Veteran Executive Editor Marlene Johnson joined the Web site in July of 2007. She is a longtime writer, editor and public relations practitioner, who spent almost a decade as an assistant metro editor at The Washington Times.
"We are outspoken, bold, honest and visionary," she said. "The interests of the people, not the politicians, is our mission."
Summers, who edits the site's entertainment section, is a courts reporter for Florida Today and a former immigration reporter for The Washington Times. She joined the site in June 2007.
The beginning
The Web site's parent company Redding Communications, Inc. (RCI) has catapulted Redding News Review to new, independent heights when compared to its humble start in a tiny 3-by-10-foot closet in Atlanta on March 25, 2002.
Redding, who has worked for various newspapers across the country, started the website approximately 90 days after his Atlanta-based radio program aired in December of 2001.
"It is a virtual newspaper portal of sorts," he said five years ago, as he worked in his makeshift Atlanta office littered with crates full of books and news clippings. He used the office at the time to wage war with the news titans of the mainstream.
"When I started [Redding] News Review on March 25, 2002, I did it because I felt like people needed an apparatus to tackle issues that were important to them," he said.
"Blacks are the target audience of Redding News Review, because the concerns of our people are rarely addressed by the mainstream media,” Redding said.
"I don't think I can underscore enough the importance of bringing news to the forefront, which is what I believe this site does," he said. "And at the same time I think we give people ample opportunity to comment on issues through our message board without being censored by some editor."
Today, Redding works in several private offices across the globe, which are becoming more cluttered with articles of recognition from the mainstream media he initially set out to target.
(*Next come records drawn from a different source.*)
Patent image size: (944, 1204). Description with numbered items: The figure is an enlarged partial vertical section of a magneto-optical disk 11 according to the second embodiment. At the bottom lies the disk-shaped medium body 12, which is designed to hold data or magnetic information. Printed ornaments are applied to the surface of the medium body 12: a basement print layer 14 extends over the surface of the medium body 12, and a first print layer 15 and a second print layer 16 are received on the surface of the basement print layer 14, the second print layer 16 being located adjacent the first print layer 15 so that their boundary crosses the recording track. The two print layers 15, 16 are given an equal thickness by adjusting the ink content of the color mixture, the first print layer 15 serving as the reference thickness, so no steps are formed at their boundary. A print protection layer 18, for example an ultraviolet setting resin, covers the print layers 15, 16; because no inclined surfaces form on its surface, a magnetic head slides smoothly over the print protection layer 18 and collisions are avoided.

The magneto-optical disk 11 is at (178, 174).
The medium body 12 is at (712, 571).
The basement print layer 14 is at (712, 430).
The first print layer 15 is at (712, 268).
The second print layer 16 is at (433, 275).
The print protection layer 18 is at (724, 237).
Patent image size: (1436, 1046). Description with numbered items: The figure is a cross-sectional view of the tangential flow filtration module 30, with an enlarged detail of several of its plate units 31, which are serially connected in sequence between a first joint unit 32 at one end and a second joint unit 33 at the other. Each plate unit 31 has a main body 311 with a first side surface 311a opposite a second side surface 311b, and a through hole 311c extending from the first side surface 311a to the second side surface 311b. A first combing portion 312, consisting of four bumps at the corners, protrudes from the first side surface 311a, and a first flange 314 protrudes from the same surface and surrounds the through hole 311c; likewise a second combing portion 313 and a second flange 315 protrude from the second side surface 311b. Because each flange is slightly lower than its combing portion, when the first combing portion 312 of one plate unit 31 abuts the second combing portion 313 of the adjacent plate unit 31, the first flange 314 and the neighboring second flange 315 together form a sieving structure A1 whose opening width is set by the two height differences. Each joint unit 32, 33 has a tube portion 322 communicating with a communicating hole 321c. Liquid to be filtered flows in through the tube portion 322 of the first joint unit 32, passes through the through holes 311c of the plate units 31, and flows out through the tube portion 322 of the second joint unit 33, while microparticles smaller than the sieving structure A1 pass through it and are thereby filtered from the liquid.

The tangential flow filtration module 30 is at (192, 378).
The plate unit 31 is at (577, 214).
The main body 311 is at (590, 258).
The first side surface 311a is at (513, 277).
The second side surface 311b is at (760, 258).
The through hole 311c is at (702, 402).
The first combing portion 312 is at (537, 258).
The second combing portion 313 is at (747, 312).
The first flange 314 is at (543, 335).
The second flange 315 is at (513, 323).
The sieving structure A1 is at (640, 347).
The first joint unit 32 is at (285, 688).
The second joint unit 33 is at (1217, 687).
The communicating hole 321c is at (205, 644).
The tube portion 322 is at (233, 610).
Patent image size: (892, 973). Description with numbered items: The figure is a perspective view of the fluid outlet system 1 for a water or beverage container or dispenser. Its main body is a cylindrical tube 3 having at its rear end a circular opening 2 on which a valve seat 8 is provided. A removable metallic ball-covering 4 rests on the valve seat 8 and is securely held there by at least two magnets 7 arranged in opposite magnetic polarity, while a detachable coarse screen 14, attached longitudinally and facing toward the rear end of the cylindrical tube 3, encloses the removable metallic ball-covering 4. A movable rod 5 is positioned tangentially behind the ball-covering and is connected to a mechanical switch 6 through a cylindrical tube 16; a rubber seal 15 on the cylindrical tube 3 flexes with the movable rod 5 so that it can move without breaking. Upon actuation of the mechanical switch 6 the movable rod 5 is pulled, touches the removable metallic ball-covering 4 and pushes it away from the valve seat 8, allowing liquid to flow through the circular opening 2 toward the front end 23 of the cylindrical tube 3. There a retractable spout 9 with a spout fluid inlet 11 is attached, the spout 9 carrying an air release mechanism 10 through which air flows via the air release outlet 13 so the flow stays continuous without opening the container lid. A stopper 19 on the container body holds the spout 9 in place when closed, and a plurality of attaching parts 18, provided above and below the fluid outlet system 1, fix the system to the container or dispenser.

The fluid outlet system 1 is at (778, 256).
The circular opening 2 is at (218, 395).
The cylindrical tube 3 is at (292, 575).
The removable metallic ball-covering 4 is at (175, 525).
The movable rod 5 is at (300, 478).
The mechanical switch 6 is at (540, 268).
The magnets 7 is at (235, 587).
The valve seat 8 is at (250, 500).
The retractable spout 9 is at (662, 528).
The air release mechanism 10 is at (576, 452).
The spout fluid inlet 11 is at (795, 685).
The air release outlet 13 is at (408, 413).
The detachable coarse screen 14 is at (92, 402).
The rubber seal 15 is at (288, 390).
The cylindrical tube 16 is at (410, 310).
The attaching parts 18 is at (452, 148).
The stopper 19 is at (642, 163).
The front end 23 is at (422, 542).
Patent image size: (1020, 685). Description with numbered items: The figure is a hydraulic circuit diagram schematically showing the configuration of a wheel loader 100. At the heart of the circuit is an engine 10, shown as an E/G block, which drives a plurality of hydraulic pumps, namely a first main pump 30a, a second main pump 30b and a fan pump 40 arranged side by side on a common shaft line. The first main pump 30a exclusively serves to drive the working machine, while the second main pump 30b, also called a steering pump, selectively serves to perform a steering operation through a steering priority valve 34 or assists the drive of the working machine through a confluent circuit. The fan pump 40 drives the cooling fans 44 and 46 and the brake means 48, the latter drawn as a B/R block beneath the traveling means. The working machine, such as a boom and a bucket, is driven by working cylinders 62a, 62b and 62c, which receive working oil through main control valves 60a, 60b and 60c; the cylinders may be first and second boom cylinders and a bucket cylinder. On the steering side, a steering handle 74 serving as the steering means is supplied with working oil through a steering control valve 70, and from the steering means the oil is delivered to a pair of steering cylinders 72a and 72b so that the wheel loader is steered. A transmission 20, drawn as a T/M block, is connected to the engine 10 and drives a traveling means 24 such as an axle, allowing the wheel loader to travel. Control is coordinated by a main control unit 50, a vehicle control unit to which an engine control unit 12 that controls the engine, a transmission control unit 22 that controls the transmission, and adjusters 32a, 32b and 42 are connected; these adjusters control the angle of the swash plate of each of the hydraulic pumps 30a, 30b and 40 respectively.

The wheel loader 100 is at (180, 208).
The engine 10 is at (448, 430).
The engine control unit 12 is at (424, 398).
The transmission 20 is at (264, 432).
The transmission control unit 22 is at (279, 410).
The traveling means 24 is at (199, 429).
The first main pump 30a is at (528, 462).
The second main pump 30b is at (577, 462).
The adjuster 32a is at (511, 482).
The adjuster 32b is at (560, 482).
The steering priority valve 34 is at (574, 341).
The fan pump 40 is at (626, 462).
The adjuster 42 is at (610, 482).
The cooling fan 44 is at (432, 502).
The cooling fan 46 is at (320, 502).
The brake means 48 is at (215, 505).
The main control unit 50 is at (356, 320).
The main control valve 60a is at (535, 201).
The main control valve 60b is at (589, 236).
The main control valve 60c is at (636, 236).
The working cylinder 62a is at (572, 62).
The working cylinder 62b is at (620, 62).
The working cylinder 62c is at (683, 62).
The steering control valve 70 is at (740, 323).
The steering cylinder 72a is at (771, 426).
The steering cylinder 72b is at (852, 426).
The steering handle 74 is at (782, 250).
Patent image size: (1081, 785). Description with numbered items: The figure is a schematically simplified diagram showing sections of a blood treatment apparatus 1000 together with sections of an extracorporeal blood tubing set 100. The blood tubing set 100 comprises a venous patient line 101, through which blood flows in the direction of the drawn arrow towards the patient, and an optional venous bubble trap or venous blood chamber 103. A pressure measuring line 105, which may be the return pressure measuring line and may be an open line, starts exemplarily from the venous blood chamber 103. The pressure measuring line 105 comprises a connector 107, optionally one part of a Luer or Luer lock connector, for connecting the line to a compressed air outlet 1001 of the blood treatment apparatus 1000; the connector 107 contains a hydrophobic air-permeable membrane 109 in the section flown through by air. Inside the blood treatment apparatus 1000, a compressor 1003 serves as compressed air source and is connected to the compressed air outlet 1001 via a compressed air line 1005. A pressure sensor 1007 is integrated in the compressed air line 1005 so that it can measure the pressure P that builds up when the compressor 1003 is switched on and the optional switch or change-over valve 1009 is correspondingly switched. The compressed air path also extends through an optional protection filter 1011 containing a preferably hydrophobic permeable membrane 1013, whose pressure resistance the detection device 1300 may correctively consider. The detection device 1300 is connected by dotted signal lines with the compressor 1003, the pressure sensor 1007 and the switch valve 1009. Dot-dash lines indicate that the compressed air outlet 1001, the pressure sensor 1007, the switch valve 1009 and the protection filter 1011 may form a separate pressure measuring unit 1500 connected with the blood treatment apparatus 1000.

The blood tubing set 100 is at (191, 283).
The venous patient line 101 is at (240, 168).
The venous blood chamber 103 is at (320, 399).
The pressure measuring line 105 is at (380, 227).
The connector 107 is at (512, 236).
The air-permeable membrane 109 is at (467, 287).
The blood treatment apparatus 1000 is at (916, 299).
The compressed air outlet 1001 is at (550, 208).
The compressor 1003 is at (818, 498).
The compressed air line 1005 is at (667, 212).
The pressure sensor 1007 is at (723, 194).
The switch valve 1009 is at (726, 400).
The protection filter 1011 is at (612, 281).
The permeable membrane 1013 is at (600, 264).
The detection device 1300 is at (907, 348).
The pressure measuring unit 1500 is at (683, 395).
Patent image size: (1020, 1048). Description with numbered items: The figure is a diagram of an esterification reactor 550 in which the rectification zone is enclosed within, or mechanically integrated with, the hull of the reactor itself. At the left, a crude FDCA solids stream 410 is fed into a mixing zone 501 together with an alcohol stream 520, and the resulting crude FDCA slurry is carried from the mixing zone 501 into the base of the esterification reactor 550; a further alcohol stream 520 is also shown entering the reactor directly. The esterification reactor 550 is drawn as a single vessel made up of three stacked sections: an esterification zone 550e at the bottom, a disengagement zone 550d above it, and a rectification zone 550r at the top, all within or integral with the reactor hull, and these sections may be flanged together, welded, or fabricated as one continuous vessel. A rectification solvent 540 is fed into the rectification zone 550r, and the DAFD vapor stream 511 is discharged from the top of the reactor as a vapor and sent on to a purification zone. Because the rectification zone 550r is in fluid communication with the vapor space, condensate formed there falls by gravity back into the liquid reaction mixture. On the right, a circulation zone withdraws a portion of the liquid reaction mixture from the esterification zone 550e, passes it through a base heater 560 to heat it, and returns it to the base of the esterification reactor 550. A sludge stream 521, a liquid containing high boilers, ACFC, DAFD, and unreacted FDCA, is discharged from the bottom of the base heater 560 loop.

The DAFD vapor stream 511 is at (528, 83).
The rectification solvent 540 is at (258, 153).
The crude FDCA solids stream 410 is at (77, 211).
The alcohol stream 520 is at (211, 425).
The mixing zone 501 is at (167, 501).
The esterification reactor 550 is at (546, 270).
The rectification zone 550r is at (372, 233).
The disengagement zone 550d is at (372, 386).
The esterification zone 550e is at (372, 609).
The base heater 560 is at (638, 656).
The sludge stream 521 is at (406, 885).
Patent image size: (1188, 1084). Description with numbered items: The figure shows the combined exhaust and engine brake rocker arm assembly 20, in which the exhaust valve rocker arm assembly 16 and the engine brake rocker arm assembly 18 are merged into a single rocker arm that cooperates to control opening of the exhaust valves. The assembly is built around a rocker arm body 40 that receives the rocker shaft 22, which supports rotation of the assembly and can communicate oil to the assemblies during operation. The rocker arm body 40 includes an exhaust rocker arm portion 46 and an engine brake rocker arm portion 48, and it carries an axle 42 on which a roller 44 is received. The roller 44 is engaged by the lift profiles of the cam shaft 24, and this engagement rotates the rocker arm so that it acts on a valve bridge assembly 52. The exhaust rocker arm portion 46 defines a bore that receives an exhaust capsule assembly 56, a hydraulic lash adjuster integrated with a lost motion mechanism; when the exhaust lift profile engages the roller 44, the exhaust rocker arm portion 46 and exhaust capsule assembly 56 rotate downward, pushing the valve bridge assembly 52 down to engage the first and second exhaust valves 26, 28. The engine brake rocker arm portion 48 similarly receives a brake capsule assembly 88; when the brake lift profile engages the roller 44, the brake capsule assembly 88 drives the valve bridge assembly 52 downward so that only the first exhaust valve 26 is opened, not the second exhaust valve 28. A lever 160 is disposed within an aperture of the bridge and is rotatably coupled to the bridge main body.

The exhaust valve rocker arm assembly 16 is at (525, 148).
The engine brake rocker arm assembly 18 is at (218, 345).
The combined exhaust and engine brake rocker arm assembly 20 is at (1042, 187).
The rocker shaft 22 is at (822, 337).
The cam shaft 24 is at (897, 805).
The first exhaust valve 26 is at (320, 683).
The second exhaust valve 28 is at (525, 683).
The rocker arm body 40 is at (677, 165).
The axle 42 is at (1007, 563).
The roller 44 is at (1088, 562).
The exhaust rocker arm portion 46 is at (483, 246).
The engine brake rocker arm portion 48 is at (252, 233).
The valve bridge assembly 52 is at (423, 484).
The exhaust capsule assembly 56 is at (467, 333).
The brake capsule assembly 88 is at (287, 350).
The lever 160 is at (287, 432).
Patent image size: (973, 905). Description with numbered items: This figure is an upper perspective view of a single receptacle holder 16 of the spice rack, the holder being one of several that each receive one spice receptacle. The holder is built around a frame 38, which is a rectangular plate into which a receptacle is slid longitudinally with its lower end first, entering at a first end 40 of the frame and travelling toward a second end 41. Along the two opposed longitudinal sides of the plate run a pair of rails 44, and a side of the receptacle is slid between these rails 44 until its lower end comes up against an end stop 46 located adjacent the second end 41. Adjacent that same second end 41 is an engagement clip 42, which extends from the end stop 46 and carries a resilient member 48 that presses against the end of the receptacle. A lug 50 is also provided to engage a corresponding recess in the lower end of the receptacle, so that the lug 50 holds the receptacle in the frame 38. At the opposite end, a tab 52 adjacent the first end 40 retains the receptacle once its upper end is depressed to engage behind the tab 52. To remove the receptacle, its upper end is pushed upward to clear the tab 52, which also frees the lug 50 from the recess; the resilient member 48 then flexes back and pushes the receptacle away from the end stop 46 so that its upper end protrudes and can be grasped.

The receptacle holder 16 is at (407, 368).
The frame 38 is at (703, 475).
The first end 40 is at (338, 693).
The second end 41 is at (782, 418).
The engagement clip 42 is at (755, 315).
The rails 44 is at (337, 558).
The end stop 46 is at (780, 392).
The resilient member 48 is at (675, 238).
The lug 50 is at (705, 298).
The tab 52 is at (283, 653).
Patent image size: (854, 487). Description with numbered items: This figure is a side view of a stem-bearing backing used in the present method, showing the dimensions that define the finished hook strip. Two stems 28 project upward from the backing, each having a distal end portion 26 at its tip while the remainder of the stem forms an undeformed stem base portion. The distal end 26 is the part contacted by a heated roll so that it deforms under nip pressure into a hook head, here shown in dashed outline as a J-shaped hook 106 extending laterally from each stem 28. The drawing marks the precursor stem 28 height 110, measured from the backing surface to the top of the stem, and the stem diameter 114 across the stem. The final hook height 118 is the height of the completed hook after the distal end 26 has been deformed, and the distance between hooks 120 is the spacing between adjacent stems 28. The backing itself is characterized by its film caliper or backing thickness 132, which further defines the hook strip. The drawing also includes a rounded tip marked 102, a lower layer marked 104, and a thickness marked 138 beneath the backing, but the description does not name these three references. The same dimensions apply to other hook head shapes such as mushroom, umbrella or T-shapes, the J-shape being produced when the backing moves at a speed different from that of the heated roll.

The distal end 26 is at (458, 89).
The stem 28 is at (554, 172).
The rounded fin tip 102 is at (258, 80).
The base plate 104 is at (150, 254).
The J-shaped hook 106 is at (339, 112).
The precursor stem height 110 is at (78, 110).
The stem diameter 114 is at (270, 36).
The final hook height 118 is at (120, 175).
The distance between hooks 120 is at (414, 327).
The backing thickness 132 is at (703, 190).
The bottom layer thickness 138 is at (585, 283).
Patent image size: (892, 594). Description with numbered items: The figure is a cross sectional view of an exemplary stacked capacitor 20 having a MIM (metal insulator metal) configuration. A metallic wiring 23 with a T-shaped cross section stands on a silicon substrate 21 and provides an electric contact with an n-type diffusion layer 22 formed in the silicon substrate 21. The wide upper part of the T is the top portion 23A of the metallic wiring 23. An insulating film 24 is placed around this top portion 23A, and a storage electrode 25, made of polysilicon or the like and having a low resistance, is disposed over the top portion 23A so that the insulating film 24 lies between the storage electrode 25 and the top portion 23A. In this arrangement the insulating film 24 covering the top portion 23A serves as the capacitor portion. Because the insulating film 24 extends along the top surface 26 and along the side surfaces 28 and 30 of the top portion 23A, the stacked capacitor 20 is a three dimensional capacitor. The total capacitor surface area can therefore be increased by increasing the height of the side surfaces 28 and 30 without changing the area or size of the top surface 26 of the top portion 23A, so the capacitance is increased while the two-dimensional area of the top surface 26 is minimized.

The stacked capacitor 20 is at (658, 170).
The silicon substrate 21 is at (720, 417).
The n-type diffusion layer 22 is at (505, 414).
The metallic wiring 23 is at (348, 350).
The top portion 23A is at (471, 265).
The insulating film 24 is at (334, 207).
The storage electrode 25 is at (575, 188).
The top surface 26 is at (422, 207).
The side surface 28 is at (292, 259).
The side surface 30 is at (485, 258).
"You have to have a sharp eye for news and have excellent news judgment," he said. "I think the national recognition that we have received in this short amount of time proves we have what it takes to compete with the big kids on the block."
The readers
Celeste Kieselstein-Hearn of Atlanta, who is one of more than 350 readers who log onto the growing news portal daily, says Redding News Review provides her with an overview of "many different news sources."
"Since accessing The Redding News Review, I have found it very informative and I spend a lot of time on it daily," she said.
Sean Summers, of Detroit, agreed.
"The site really keeps me up to date on things I otherwise would not have caught on my own," he said. "I especially love how it is a one stop shop for local, American and global news, sprinkled with a little entertainment ... oh, and I think the weekly podcast is the bomb too!"